Skye Perryman can’t remember a time when women’s reproductive rights weren’t under threat.
As a young girl growing up in Waco, Texas, she remembers seeing graphic, anti-abortion flyers in the mailbox, including ones that suggested a person would go to hell if they supported someone who needed an abortion.
Perryman, who grew up in an all-female household with her mom and sister, knew the flyers weren’t right or just.
“They were made to scare people,” Perryman said. “…It always just struck me as something that was intended to divide people. I saw how [reproductive healthcare] was politicized at a very early age.”
It was that mentality that helped shape the work Perryman, 42, does today.
Perryman is now president and CEO of the national organization Democracy Forward, and has had a formidable career protecting women and reproductive rights, especially after the 2022 Supreme Court decision overturning Roe v. Wade, which had previously guaranteed women’s constitutional rights to an abortion.
After landing on the TIME 100 list earlier this year, Perryman has emerged as an outspoken opponent to Trump’s attacks on free speech, civil rights and access to reproductive health care.
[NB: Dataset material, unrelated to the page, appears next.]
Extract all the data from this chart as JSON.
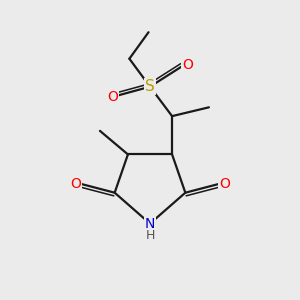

And now — with 19 states banning abortion or restricting the procedure earlier in pregnancy than the standard set by Roe v. Wade — Perryman’s work is arguably more important than ever before.
“We’re certainly in a moment that the vast majority of people don’t want to see, a moment where the generation of women that are coming up now … have less rights than I did when we graduated college,” said Perryman. “We are in a generational-defining moment for women’s healthcare and we’ve seen generational setbacks that are going to take a long time to rebuild.”
After a career at two big law firms, Perryman joined Democracy Forward’s founding litigation team during the first Trump administration. That group sued to challenge his executive actions more than 100 times. But about a year in — and with the recognition that women’s access to reproductive health was in jeopardy — she was tapped to join the executive team of the American College of Obstetricians and Gynecologists (ACOG), the nation’s leading association of physicians dedicated to the health of women.
At ACOG, Perryman oversaw the successful litigation of suing the FDA to allow mifepristone (used for medication abortions) to be prescribed via telehealth and shipped via mail during the COVID-19 pandemic. She also led a policy strategy that enhanced access to Medicaid for postpartum women in the COVID-19 pandemic.
After the Jan. 6, 2021 attack on the U.S. Capitol, Perryman returned to Democracy Forward as president and CEO, with the goal of fighting for democracy on all fronts. She soon crafted a legal strategy on behalf of the generic manufacturer of mifepristone to find new ways to protect access to pregnancy termination in states.
On behalf of GenBioPro, the manufacturer of the only generic mifepristone product on the market, Perryman brought the first legal action challenging a state’s abortion ban as it applies to medication abortion following the Dobbs decision. Notably, her motion on behalf of GenBioPro to intervene in Missouri et al. v FDA — a case state attorneys general in four states are bringing to a Texas court in an effort to undermine the FDA’s approval of mifepristone — was granted last month. Just recently, the Trump administration filed in agreement with Perryman and GenBioPro that the case should be dismissed.
Among her other notable accomplishments, Perryman successfully challenged local laws banning and restricting abortion that cities tried to implement after Dobbs, including in Lebanon, Ohio, the first case filed post-Dobbs.
Perryman said it was the women in her family who have influenced much of her drive, including her great-grandmother, Laveda Mae Satterwhite, who became a widow in her 40s and operated a small seamstress business in Houston — well before women were able to sign paperwork to own businesses or have credit. Her son, Perryman’s grandfather, often signed papers for her.
“I remember as a child that she wore pantsuits that she would make in her shop before many women wore pantsuits, and although I was young when she passed away, I have vivid memories of her kindness and her confidence,” said Perryman. “She was born before women had the right to vote — and yet her independence was admirable even by our current norms. I always believe my grandfather was supportive of my independence because he was raised by such a strong woman.”
Perryman’s great-grandmother was also an inspiration to her mom, who owned and operated small businesses throughout her childhood and still does now.
“My parents divorced when I was in elementary school and my father remarried soon after. My sister and I lived with my mother in Waco at a time when very few people in our neighborhood community were from families with single moms,” Perryman recounted. “I learned what it felt like to have a family that was different from others and I believe that this experience instilled within me at an early age the importance of creating communities where everyone feels like they belong.”
And now, Perryman has a message for those who feel discouraged by the Trump administration’s action on reproductive rights.
“One of the main tools that extremists use is to convince people that there is no way we can change our reality, that they have the power and that any effort by people and communities is futile,” she said. “…My call to action is for people and women in particular to refuse to be isolated, to defy suggestions that your voice doesn’t matter and to build community with each other. Because we do know that through community we can find the conditions for change.”